A Dusseldorf auction house returned on 19 November an 18th-century painting of a Dutch maritime scene by Johannes Hermanus Koekkoek to the heirs of Max Stern, a Jewish art dealer who fled Nazi Germany in 1938.
The painting was offered for sale at Hargesheimer Kunstauktionen. The Max Stern Art Restitution Project, which lists the art Stern was forced to sell before emigrating on its website, received a tip from someone within the European art trade. After negotiations with the auctioneer, Frank Hargesheimer, and the painting’s consignor, a Rhineland art dealer who did not wish to be identified by name, restituted it to Stern’s estate. Hargesheimer says he compensated the consignor for the painting.
The auction house says it “is aware that according to German law most claims for restitution of Jewish cultural property are time-barred.” But in a statement, it said it rejected the legal arguments. “Hargesheimer sees a moral duty to give this painting back to the Max Stern Foundation after the inconceivable, inhumane barbarism of the Nazi dictatorship.”
Max Stern took over his father’s Dusseldorf art gallery in 1934, a year after Adolf Hitler seized power.

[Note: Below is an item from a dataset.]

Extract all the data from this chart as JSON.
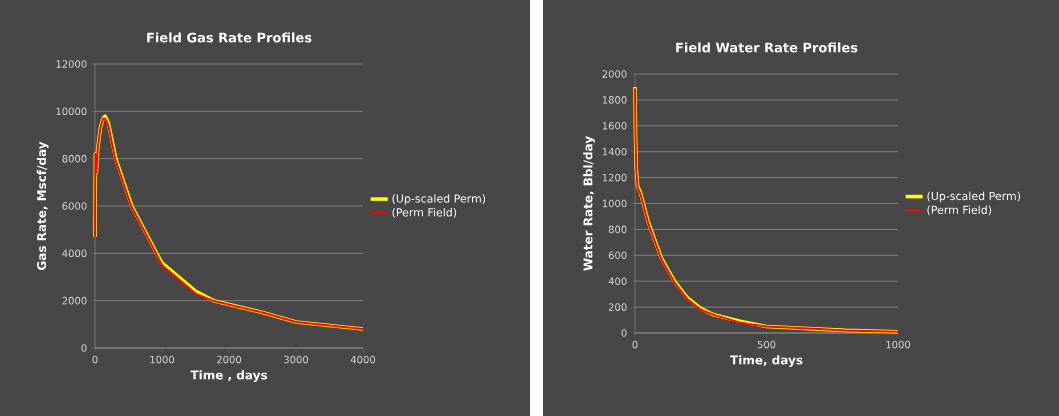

Under the Nazis, he was no longer allowed to practice his profession after 1935 and was forced to liquidate his gallery and sell the contents. He fled to London in 1938, and later settled in Canada. On his death in 1987, he left the bulk of his estate to three universities—Concordia and McGill in Montreal, and the Hebrew University in Jerusalem. In 2002, the universities launched a campaign to recover his lost art.
The Koekkoek painting, Storm at Sea, is the 18th work that the Max Stern Restitution Project has recovered. It is seeking around 400 altogether.
“Moments like these are far too rare: a European auction house and a painting’s consignor who want to achieve just and fair solutions,” Ronald Lauder, the chairman of the Commission for Art Recovery and president of the World Jewish Congress, said in a statement. “Nazi-era stolen art continues to be laundered by auction houses that know perfectly well what they are selling.”
Another work that Stern was forced to sell before fleeing Germany, Cairo by Emile Charles Wauters, was offered for sale this autumn by the Cologne auction house Lempertz—the same company that managed the 1937 auction of his inventory. After the Holocaust Claims Processing Office in New York alerted Lempertz to the provenance of the picture, the auction house returned it to the unidentified consignor.
The Stern project has also claimed a painting in the Dusseldorf city collection and is awaiting a decision by the German Advisory Commission, which mediates in disputes over Nazi-looted art, on a painting in Bavaria’s public collections.
A conference in Berlin on November 26-28 will mark the 20th anniversary of the Washington Principles—international guidelines endorsed by 44 countries on how to handle Nazi-looted art in public collections. “I expect the topic of private collections and private museums to be addressed there and hopefully a solution will be found soon,” said Lauder, who is scheduled to speak at the conference.
Last week, Germany's Culture Minister Monika Grütters announced that she is planning to set up a help desk to give claimants guidance in navigating German museums and institutions. She also said she plans to make it easier for claimants to have their case heard by the Advisory Commission. At present, both sides must agree before a case can be heard by the panel. Grütters said museums that refuse to submit claims to the panel could face a withdrawal of government funding.
CORRECTION: This article was amended on 23 November. An earlier version incorrectly stated that Lempertz did not react to the questionable provenance of Cairo by Emile Charles Wauters. The auction house had in fact returned the picture to the consigner.